During our consultation process internally in our own organisation and with academics, business leaders and others, we became convinced that Ireland can live with a marginally higher rate of corporation tax. We are convinced of that and persuaded of that. This is not 1997, when it was first announced by my colleague, the then Minister for Finance, Ruairí Quinn. It is not 2007 either. It is 2021. I think we are in a good position to trade on our strengths, our skills, our productivity and our competitiveness, and not necessarily any longer with a disproportionate focus on what is, by any objective stretch of the imagination, a low rate of corporation tax. I hope the Minister is reassured by remarks made, for example, today, by people like Feargal O’Rourke that we do not have anything to fear in terms of the continued pipeline of investment into Ireland because of our attractiveness as a destination for multinational corporations.

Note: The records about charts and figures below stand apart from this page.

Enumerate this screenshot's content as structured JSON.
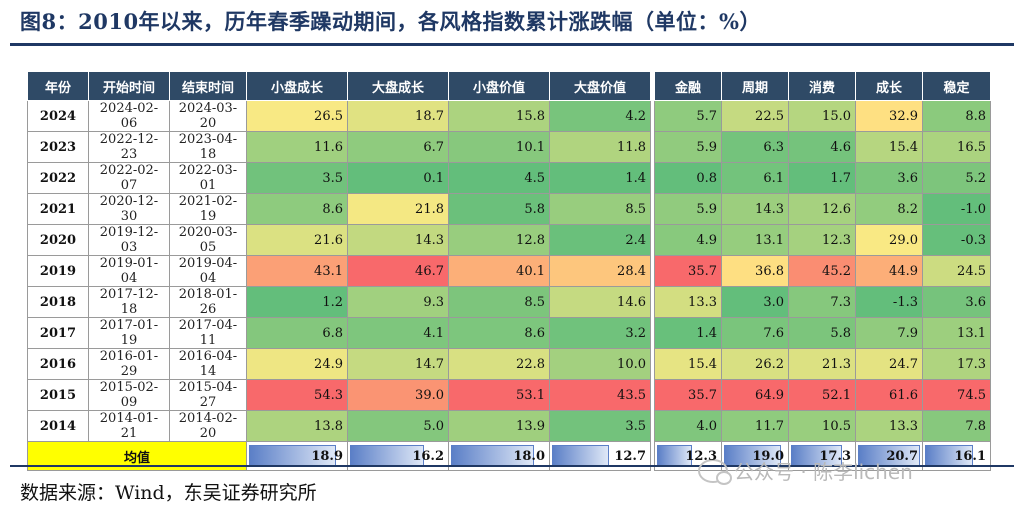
{
  "title": "图8：2010年以来，历年春季躁动期间，各风格指数累计涨跌幅（单位：%）",
  "source": "数据来源：Wind，东吴证券研究所",
  "watermark": "公众号 · 陈李lichen",
  "table": {
    "headers": [
      "年份",
      "开始时间",
      "结束时间",
      "小盘成长",
      "大盘成长",
      "小盘价值",
      "大盘价值",
      "金融",
      "周期",
      "消费",
      "成长",
      "稳定"
    ],
    "rows": [
      {
        "year": "2024",
        "start": "2024-02-06",
        "end": "2024-03-20",
        "values": [
          "26.5",
          "18.7",
          "15.8",
          "4.2",
          "5.7",
          "22.5",
          "15.0",
          "32.9",
          "8.8"
        ]
      },
      {
        "year": "2023",
        "start": "2022-12-23",
        "end": "2023-04-18",
        "values": [
          "11.6",
          "6.7",
          "10.1",
          "11.8",
          "5.9",
          "6.3",
          "4.6",
          "15.4",
          "16.5"
        ]
      },
      {
        "year": "2022",
        "start": "2022-02-07",
        "end": "2022-03-01",
        "values": [
          "3.5",
          "0.1",
          "4.5",
          "1.4",
          "0.8",
          "6.1",
          "1.7",
          "3.6",
          "5.2"
        ]
      },
      {
        "year": "2021",
        "start": "2020-12-30",
        "end": "2021-02-19",
        "values": [
          "8.6",
          "21.8",
          "5.8",
          "8.5",
          "5.9",
          "14.3",
          "12.6",
          "8.2",
          "-1.0"
        ]
      },
      {
        "year": "2020",
        "start": "2019-12-03",
        "end": "2020-03-05",
        "values": [
          "21.6",
          "14.3",
          "12.8",
          "2.4",
          "4.9",
          "13.1",
          "12.3",
          "29.0",
          "-0.3"
        ]
      },
      {
        "year": "2019",
        "start": "2019-01-04",
        "end": "2019-04-04",
        "values": [
          "43.1",
          "46.7",
          "40.1",
          "28.4",
          "35.7",
          "36.8",
          "45.2",
          "44.9",
          "24.5"
        ]
      },
      {
        "year": "2018",
        "start": "2017-12-18",
        "end": "2018-01-26",
        "values": [
          "1.2",
          "9.3",
          "8.5",
          "14.6",
          "13.3",
          "3.0",
          "7.3",
          "-1.3",
          "3.6"
        ]
      },
      {
        "year": "2017",
        "start": "2017-01-19",
        "end": "2017-04-11",
        "values": [
          "6.8",
          "4.1",
          "8.6",
          "3.2",
          "1.4",
          "7.6",
          "5.8",
          "7.9",
          "13.1"
        ]
      },
      {
        "year": "2016",
        "start": "2016-01-29",
        "end": "2016-04-14",
        "values": [
          "24.9",
          "14.7",
          "22.8",
          "10.0",
          "15.4",
          "26.2",
          "21.3",
          "24.7",
          "17.3"
        ]
      },
      {
        "year": "2015",
        "start": "2015-02-09",
        "end": "2015-04-27",
        "values": [
          "54.3",
          "39.0",
          "53.1",
          "43.5",
          "35.7",
          "64.9",
          "52.1",
          "61.6",
          "74.5"
        ]
      },
      {
        "year": "2014",
        "start": "2014-01-21",
        "end": "2014-02-20",
        "values": [
          "13.8",
          "5.0",
          "13.9",
          "3.5",
          "4.0",
          "11.7",
          "10.5",
          "13.3",
          "7.8"
        ]
      }
    ],
    "average_label": "均值",
    "averages": [
      "18.9",
      "16.2",
      "18.0",
      "12.7",
      "12.3",
      "19.0",
      "17.3",
      "20.7",
      "16.1"
    ]
  },
  "colors": {
    "header_bg": "#2f4a66",
    "average_label_bg": "#ffff00",
    "scale_low": "#63be7b",
    "scale_mid": "#ffeb84",
    "scale_high": "#f8696b",
    "bar": "#5b7fc7"
  }
}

I thank Deputy Nash for his point and I, of course, respect also the judgment he is bringing to bear on this and the view of the Labour Party on it.

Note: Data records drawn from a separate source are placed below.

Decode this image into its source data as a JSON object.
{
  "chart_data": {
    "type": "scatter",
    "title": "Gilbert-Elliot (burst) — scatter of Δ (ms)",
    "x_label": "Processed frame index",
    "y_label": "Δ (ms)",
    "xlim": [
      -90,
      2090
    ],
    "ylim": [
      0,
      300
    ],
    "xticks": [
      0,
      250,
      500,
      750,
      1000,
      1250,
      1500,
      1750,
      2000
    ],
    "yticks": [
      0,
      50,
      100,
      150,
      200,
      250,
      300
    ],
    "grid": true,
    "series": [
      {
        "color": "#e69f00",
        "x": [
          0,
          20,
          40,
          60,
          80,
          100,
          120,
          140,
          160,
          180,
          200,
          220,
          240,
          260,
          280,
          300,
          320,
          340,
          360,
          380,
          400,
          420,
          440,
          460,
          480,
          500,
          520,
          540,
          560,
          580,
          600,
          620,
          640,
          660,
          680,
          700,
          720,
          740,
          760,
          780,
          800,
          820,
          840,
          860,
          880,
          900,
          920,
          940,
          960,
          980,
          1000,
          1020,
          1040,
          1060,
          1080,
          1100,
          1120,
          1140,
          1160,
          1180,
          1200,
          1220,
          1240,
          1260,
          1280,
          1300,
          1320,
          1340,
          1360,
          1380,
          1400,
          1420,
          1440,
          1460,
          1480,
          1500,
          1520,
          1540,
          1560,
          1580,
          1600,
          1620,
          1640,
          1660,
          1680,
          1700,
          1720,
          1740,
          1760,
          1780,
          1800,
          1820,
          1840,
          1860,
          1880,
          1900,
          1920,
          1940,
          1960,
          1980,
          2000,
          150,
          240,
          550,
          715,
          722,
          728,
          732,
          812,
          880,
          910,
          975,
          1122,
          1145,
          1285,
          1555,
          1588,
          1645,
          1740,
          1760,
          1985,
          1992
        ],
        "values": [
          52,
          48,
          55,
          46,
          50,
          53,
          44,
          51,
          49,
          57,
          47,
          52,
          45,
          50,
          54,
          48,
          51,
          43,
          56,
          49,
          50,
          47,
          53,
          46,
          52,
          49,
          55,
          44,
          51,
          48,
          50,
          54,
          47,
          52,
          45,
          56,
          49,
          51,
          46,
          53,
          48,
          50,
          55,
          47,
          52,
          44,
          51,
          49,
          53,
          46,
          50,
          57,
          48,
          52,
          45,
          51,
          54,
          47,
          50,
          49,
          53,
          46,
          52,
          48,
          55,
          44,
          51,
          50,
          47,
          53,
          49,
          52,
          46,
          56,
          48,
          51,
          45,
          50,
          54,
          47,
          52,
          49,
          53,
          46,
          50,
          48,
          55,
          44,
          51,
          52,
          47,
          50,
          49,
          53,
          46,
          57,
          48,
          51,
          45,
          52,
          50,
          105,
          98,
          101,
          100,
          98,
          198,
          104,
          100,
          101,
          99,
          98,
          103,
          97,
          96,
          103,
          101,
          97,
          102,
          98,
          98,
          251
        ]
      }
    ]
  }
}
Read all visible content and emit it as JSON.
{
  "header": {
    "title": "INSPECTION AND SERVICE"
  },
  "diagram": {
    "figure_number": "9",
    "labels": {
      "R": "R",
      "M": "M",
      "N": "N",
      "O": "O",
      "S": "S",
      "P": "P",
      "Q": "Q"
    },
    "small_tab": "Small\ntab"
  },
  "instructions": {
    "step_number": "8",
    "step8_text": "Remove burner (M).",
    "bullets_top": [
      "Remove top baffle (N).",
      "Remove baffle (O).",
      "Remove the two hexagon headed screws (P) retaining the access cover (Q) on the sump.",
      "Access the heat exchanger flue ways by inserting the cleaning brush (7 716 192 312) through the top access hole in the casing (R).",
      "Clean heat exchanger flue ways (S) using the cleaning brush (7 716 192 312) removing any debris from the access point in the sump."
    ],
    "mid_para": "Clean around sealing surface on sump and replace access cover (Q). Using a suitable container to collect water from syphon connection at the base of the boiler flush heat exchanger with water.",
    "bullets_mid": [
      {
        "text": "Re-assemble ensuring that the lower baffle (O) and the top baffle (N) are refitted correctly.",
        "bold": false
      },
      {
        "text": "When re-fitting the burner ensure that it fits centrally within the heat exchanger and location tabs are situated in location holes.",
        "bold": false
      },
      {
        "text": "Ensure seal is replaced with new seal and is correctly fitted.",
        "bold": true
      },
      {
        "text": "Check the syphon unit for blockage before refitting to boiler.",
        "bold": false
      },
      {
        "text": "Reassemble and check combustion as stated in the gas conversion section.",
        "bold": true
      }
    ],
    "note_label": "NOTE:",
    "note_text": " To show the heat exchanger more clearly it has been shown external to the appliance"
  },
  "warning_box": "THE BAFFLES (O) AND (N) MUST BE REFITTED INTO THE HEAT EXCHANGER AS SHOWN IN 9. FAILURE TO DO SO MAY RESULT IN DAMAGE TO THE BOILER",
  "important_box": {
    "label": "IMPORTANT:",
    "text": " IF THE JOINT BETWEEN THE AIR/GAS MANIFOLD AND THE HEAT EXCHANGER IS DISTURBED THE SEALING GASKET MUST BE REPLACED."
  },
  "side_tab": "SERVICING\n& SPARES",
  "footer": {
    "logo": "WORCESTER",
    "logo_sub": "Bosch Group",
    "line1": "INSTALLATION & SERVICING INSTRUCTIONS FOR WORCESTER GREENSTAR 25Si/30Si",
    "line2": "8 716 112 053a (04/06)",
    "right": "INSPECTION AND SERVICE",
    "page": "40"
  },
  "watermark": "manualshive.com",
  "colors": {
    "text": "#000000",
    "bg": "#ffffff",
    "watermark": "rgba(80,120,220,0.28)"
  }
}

The key point I would make to the Dáil this evening, however, is the current text in relation to this agreement contains far too many uncertainties for me to be able to recommend to the Government and then to the Dáil that we should sign this agreement. The Deputy in good faith made the point about a marginally higher tax rate. The phrase at the moment is "at least 15%". I have an understanding of the process that lies behind any agreement within the OECD and how it would be implemented globally and within the European Union. The description of a potential rate as "at least" a figure does not give the confidence and certainty that I need to be able to make a recommendation to this Government.

It is but one of a number of issues and these are issues that I will be working on with the OECD and other international partners across the coming period.

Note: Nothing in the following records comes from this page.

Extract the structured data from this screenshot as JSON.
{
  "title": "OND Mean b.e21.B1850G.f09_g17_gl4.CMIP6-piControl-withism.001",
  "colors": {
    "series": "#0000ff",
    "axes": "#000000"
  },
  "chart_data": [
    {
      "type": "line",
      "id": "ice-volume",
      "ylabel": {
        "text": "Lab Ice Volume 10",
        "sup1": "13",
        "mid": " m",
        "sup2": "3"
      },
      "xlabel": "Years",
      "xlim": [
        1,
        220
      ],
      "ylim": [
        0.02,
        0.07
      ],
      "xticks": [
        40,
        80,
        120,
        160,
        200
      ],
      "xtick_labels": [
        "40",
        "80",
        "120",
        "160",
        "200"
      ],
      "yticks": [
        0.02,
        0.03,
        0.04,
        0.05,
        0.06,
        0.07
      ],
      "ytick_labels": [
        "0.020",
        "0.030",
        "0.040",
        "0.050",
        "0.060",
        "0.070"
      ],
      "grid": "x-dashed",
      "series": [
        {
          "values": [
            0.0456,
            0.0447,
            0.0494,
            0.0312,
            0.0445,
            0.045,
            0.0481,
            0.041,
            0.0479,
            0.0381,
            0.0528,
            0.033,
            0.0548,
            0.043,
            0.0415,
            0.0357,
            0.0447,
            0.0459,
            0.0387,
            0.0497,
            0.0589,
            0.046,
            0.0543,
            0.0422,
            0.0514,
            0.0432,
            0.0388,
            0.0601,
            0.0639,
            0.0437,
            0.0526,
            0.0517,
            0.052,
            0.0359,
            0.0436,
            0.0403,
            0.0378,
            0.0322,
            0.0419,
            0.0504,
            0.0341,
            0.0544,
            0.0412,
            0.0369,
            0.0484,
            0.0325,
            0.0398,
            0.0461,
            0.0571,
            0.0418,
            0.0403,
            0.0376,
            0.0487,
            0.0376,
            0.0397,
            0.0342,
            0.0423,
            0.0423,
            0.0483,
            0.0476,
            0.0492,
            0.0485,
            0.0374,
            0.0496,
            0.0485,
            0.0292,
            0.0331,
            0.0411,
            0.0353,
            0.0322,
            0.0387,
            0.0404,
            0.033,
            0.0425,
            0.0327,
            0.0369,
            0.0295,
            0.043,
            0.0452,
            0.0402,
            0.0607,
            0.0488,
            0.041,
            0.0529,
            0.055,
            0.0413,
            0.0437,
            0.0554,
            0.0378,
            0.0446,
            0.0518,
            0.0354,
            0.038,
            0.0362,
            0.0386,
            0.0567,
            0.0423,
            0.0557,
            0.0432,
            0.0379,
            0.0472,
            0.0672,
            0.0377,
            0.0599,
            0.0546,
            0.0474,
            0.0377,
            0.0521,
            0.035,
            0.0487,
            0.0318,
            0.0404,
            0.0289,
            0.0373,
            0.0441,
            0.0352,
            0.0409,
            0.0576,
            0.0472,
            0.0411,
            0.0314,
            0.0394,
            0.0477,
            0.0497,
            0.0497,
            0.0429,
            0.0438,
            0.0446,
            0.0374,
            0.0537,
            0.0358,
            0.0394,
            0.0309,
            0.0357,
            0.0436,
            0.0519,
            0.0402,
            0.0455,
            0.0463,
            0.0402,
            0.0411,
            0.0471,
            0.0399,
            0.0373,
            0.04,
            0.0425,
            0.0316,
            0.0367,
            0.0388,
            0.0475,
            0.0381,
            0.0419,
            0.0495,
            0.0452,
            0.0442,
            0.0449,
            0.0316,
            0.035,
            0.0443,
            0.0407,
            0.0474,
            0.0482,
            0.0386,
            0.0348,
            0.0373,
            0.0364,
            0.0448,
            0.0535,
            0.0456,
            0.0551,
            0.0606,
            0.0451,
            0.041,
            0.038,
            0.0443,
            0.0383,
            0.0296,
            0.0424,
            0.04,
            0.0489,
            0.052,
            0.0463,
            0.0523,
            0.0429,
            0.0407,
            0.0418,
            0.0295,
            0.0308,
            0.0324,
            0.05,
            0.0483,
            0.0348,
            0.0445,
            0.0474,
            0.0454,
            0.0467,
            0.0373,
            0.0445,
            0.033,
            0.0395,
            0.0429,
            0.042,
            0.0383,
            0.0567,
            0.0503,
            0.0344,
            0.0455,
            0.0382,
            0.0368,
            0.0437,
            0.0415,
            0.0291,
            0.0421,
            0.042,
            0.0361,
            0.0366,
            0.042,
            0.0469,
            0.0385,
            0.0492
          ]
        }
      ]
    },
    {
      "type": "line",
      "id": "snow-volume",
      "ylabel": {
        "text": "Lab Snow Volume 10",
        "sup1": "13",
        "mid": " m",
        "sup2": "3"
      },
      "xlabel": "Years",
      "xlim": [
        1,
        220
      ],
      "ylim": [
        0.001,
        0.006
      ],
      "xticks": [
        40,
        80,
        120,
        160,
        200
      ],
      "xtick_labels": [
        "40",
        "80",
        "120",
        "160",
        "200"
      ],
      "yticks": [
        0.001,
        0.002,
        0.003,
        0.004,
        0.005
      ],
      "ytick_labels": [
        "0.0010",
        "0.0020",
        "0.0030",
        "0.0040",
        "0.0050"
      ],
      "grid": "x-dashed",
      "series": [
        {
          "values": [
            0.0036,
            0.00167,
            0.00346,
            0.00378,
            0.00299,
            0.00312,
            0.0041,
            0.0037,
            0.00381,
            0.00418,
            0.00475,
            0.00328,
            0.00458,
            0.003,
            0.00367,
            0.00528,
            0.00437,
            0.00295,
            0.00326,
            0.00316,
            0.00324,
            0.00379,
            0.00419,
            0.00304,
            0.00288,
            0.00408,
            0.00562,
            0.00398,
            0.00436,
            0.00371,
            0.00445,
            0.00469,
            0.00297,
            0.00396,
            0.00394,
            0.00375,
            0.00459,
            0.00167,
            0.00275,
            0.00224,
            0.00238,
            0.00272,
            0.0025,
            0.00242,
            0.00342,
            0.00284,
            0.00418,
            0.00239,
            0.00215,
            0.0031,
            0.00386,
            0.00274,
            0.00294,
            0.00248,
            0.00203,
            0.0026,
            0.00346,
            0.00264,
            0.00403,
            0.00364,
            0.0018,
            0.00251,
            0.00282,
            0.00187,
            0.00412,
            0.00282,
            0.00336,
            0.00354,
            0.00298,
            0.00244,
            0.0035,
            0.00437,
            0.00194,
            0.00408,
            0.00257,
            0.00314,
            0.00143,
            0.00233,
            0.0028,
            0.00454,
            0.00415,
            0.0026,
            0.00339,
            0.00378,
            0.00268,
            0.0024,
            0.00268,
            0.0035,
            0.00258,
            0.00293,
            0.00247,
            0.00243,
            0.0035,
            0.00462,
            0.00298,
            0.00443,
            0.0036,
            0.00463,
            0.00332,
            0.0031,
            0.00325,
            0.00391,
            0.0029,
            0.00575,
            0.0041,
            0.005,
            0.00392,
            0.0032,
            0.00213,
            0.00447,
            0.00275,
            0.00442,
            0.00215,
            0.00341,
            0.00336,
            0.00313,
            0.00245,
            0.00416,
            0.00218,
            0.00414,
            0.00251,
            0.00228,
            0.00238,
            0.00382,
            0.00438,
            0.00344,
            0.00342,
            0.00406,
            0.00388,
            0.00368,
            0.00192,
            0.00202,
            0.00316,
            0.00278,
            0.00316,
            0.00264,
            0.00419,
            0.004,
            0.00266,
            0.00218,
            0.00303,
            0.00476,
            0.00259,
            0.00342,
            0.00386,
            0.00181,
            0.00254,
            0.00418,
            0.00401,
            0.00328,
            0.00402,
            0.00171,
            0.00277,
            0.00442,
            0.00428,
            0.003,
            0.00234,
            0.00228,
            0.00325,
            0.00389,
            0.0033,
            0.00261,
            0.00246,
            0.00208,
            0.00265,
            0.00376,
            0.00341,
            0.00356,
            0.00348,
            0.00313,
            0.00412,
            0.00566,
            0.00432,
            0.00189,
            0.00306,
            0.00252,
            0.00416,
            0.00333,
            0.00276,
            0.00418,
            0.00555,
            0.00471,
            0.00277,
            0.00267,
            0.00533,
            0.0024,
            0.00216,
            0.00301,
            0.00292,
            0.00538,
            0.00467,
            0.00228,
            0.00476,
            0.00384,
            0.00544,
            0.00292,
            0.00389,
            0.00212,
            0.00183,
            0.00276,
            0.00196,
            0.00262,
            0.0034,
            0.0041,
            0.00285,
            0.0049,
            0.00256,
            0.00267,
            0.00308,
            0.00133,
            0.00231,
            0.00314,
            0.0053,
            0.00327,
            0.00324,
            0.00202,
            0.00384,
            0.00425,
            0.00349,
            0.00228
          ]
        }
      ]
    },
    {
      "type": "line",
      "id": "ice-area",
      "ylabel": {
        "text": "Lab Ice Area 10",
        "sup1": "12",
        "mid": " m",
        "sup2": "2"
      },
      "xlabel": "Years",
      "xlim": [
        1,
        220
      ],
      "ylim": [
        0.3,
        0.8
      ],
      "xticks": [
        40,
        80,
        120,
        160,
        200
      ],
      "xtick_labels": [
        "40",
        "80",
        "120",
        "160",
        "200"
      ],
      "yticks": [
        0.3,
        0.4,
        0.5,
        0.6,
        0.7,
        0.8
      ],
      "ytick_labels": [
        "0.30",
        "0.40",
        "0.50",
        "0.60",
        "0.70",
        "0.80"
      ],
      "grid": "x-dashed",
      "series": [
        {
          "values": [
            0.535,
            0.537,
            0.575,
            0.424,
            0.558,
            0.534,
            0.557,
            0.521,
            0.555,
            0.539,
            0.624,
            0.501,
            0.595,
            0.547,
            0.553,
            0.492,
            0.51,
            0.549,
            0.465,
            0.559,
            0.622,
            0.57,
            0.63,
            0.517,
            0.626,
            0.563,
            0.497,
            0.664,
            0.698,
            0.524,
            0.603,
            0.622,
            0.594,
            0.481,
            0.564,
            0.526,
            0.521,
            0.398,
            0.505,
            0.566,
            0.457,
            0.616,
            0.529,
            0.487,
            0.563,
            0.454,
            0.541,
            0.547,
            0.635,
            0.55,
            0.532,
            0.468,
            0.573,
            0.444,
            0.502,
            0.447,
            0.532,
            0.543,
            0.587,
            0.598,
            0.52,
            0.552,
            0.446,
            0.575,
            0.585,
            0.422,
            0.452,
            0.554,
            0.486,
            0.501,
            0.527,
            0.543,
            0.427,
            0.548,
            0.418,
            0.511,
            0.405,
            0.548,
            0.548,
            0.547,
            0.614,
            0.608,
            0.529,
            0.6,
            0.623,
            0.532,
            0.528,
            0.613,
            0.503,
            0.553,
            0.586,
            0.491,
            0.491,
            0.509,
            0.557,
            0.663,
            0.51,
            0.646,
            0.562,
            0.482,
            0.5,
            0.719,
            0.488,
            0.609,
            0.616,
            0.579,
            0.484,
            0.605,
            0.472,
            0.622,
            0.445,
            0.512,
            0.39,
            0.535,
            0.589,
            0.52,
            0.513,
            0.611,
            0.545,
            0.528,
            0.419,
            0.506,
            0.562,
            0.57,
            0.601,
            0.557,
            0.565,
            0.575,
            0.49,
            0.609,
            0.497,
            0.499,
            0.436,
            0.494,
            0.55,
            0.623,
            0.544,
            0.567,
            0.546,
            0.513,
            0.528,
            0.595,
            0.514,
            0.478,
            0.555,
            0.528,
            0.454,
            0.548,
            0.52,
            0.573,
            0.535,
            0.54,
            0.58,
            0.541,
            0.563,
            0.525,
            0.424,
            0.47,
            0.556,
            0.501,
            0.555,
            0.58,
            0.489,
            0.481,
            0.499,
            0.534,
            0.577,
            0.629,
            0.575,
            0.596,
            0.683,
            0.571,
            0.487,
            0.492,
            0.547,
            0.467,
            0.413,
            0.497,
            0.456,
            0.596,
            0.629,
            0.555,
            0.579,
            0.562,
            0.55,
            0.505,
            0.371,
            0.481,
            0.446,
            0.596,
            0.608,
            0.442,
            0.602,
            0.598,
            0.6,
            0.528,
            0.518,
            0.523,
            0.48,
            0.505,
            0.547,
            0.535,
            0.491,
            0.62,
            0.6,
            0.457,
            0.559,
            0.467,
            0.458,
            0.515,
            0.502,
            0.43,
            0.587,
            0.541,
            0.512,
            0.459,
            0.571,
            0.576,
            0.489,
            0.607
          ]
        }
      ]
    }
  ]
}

I thank the Minister for further clarifying his position, and that is what I understood it to be.

My preference would have been that the State would have signalled our intention to fully sign up and explicitly support pillar 2 for a range of different reasons. I fear, because of the continued delay in us committing to signing up to pillar 2 - I appreciate the unknowns that the Minister is reflecting on - that will mean that we are coming at this from a position of relative weakness rather than relative strength.

I understand the point the Minister makes regarding a rate of at least 15%. It has been damaging in the sense that we have wasted some opportunities over the last period of time to build alliances to ensure that we may only go to 15% rather than a rate that may be above 15% that might cause the Minister and the Government some difficulty. That is the concern that I have.

What this over-reliance on a very small number of multinational corporations to fund our services reveals is a disproportionate focus on investment of multinational corporations when, in fact, we should be probably focusing more on a new industrial strategy that would allow us to support indigenous Irish enterprise to innovate and go global from Ireland.

At the conclusion of this process, it will be appropriate for me to give a broader perspective on the work that has happened in the OECD, in the European Union and elsewhere in pursuit of our objectives regarding corporate tax policy and the stability of the rate. This is a project that has been going on for a number of years. It is one in which I have been totally involved.

We will get to a point in the coming weeks or months, or maybe beyond that, in which we as a Dáil and as a Government will need to make a very significant decision on an important part of our tax policy. That decision will be whether we enter into or stay out of this agreement. Either decision that we make will carry consequences that the Government and the Dáil will need to be fully aware of.

I would say briefly to Deputy Nash, if I may, that if I had entered the agreement earlier in the process a question that Irish industry and the Dáil would be putting to me is, what I believe the rate will be in the future. As long as it is described as at least 15%, that certainty is not there.